Area codes were used as a universal destination routing code to the numbering plan area, and replaced the trunk routing codes that operators previously had to look up at the toll switching centers under the General Toll Switching Plan that was in use since 1929. In Operator Toll Dialing, automated equipment translated area codes to routing information. Systematic conversion of city dial systems commenced to the seven-digit (two-letter-five-number) numbering plan. Central office codes were restricted to the digits 2 to 9 in the middle position, to facilitate machine recognition when an area code was dialed. The same rule already applied to the first digit for technical and historical reasons.

===1951 to 1960===
Direct Distance Dialing (DDD) trials were conducted by the end of 1951, in which subscribers in Englewood, New Jersey, could dial long-distance calls to a select group of remote destinations, as far away as San Francisco, by using an area code.

DDD technology expanded to other major cities, By 1960, it was available in a few places in Canada, as well as most large American cities. This decade is notable for implementation of some thirty more area codes, including in Alaska, Hawaii, and the Caribbean.

===1960 to 1981===
Major progress may be noted in provisioning DDD service. Long-distance billing was computerized in the 1960s to the early 1980s. Few area codes were introduced during this time. Toll-free 800-service was introduced. Service demands in the largest American cities of New York and greater Los Angeles area resulted in the first use of interchangeable central office codes (NXX). All-number calling was implemented, replacing 2L-5N telephone numbers. A very small number of places still did not use a seven-digit numbering plan by 1981.

===1981 to 1994===
New area code assignments were increasing in the 1980s. From 1990 to 1994, all remaining assignable codes entered service. The exhaustion of NXX codes necessitated interchangeable codes in several more area codes. Ten-digit dialing, or 1+10D, was implemented in area codes with interchangeable NXX codes. Protected dialing plans as in national capital areas were discontinued to help meet demand without area code relief. As 1994 neared its end, ten-digit dialing became required throughout the numbering plan in preparation for interchangeable NPA codes.

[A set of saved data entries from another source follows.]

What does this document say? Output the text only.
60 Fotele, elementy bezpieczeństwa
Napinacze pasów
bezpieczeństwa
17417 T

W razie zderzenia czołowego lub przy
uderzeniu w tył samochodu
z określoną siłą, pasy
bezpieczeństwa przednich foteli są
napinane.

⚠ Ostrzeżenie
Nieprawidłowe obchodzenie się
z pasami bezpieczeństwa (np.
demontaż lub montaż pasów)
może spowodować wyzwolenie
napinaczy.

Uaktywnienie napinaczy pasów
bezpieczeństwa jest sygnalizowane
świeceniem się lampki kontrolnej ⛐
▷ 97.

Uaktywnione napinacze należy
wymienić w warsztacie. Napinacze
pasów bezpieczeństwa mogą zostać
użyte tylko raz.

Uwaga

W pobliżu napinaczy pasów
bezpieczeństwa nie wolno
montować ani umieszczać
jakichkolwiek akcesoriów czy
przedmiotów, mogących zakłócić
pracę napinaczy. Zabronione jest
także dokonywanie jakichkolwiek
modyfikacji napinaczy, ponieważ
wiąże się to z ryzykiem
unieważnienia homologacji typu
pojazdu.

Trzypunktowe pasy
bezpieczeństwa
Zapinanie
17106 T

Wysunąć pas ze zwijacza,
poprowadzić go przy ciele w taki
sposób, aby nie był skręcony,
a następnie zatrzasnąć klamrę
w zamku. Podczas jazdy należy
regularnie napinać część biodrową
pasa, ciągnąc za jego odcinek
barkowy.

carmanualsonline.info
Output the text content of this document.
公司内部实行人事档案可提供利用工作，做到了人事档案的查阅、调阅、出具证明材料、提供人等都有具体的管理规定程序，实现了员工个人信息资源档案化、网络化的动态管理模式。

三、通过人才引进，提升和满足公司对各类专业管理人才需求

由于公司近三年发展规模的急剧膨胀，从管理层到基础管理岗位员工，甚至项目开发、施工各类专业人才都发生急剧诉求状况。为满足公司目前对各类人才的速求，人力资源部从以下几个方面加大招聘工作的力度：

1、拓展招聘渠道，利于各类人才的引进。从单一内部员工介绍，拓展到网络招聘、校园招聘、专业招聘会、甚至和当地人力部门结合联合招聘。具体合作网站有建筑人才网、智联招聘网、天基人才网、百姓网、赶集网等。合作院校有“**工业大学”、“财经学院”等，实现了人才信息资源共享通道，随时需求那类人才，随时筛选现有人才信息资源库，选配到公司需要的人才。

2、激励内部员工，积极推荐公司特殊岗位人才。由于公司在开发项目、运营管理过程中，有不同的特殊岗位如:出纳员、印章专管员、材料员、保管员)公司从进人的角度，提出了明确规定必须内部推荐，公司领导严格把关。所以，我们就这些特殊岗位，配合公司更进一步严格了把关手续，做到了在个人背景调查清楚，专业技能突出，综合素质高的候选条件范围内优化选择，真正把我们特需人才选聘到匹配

All local numbers now had seven-digit, as the last technological hold-outs had given way to modern switching technology. The concept of a ten-digit local number was conceived, as New York had an overlay code (917, implemented in 1992), but seven-digit dialing was still the norm.

===1995 to 2019===
Interchangeable NPA codes were introduced in Washington state and Alabama, and some forty new area codes were introduced in 1999 as relief was implemented for pent-up demand. This included two additional toll-free prefixes as the 888 code was quickly exhausted. Since 1999, a more steady rate of area code introductions has taken place, the rate being slower due to one or more factors:
- economic recession
- consumer resistance
- conservation measures or regulatory measures
- pent-up demand being satisfied
- new market entrants leaving the business.

With overlays in several areas (the relief method of choice in Canada since 2000), ten-digit local numbers were supplanting seven-digit dialing; by 2024, only one Canadian area code (867) was still single-code areas (no overlay) and allowed seven-digit local dialling. (In the 867 area code, ten-digit dialling is required in the City of Yellowknife.) Although fewer American area codes were overlaid, seven-digit dialing was also disappearing in the United States.

===2020 to present===

On July 16, 2020, the FCC adopted rules to establish 988 as the three-digit phone number for the National Suicide Prevention Lifeline. This required 82 area codes to switch to mandatory ten-digit dialing by October 24, 2021, because they had already used 988 as a central office code.

Similar transitions are scheduled in most parts of the remaining single-code areas in Canada by May 31, 2023, due in part to the rollout of 9-8-8 service in that country.